Solution 2 (Using PERIOD_ADD and Grouping):

This solution is more concise. The CTE S calculates monthly income for each account and filters out months where the total income does not exceed max_income. It uses GROUP BY and HAVING clause for efficiency. The main query then checks for consecutive months using PERIOD_ADD to add one month to the yearmonth value.
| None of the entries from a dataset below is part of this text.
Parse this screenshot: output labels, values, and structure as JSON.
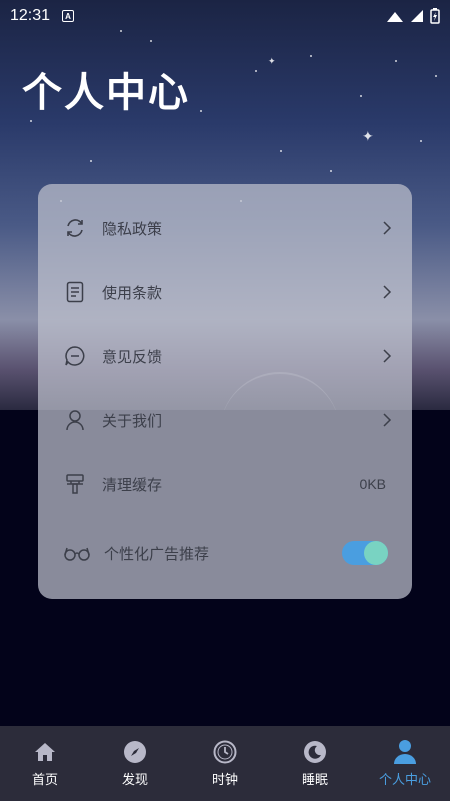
{
  "status_bar": {
    "time": "12:31",
    "notification_badge": "A"
  },
  "page_title": "个人中心",
  "menu": {
    "items": [
      {
        "label": "隐私政策",
        "icon": "refresh-cycle-icon"
      },
      {
        "label": "使用条款",
        "icon": "document-icon"
      },
      {
        "label": "意见反馈",
        "icon": "chat-bubble-icon"
      },
      {
        "label": "关于我们",
        "icon": "person-icon"
      }
    ],
    "clear_cache": {
      "label": "清理缓存",
      "value": "0KB",
      "icon": "brush-icon"
    },
    "personalized_ads": {
      "label": "个性化广告推荐",
      "enabled": true,
      "icon": "glasses-icon"
    }
  },
  "bottom_nav": {
    "items": [
      {
        "label": "首页",
        "icon": "home-icon"
      },
      {
        "label": "发现",
        "icon": "compass-icon"
      },
      {
        "label": "时钟",
        "icon": "clock-icon"
      },
      {
        "label": "睡眠",
        "icon": "moon-icon"
      },
      {
        "label": "个人中心",
        "icon": "user-icon"
      }
    ],
    "active_index": 4
  },
  "colors": {
    "accent": "#4a9ee0",
    "toggle_knob": "#79d3c2",
    "nav_bg": "#2c2c3a",
    "card_text": "#3c3f4a"
  }
}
Time Complexity Analysis (Solution 2):

The time complexity is also highly dependent on the database's query optimizer and indexing, as it involves grouping and joining. A well-optimized database with appropriate indexes could reduce the complexity to something close to O(N log N) or even O(N) in many practical scenarios (N being the number of transactions). The worst-case complexity, however, remains comparable to Solution 1.

MySQL Code (Solution 1):

WITH
    S AS (
        SELECT DISTINCT
            t.account_id,
            DATE_FORMAT(day, '%Y-%m-01') AS day,
            transaction_id AS tx,
            SUM(amount) OVER (
                PARTITION BY account_id, DATE_FORMAT(day, '%Y-%m-01')
            ) > max_income AS marked
        FROM
            Transactions AS t
            LEFT JOIN Accounts AS a ON t.account_id = a.account_id
        WHERE type = 'Creditor'
    )
SELECT DISTINCT s1.account_id
FROM
    S AS s1
    LEFT JOIN S AS s2 ON s1.account_id = s2.account_id AND TIMESTAMPDIFF(Month, s1.day, s2.day) = 1
WHERE s1.marked = 1 AND s2.marked = 1
ORDER BY s1.tx;

MySQL Code (Solution 2):

WITH
    S AS (
        SELECT
            account_id,
            DATE_FORMAT(day, '%Y%m') AS yearmonth,
            transaction_id AS tx
        FROM
            Transactions
            JOIN Accounts USING (account_id)
        WHERE type = 'Creditor'
        GROUP BY account_id, yearmonth
        HAVING SUM(amount) > AVG(max_income)
    )
SELECT DISTINCT account_id
FROM S
WHERE (account_id, PERIOD_ADD(yearmonth, 1)) IN (SELECT account_id, yearmonth FROM S)
ORDER BY tx;

Both solutions provide correct results, but their efficiency can vary based on database optimization and data distribution. Solution 2 might be slightly more efficient in some cases due to its more concise approach. Proper indexing on account_id and day in the Transactions table is crucial for optimal performance in both cases.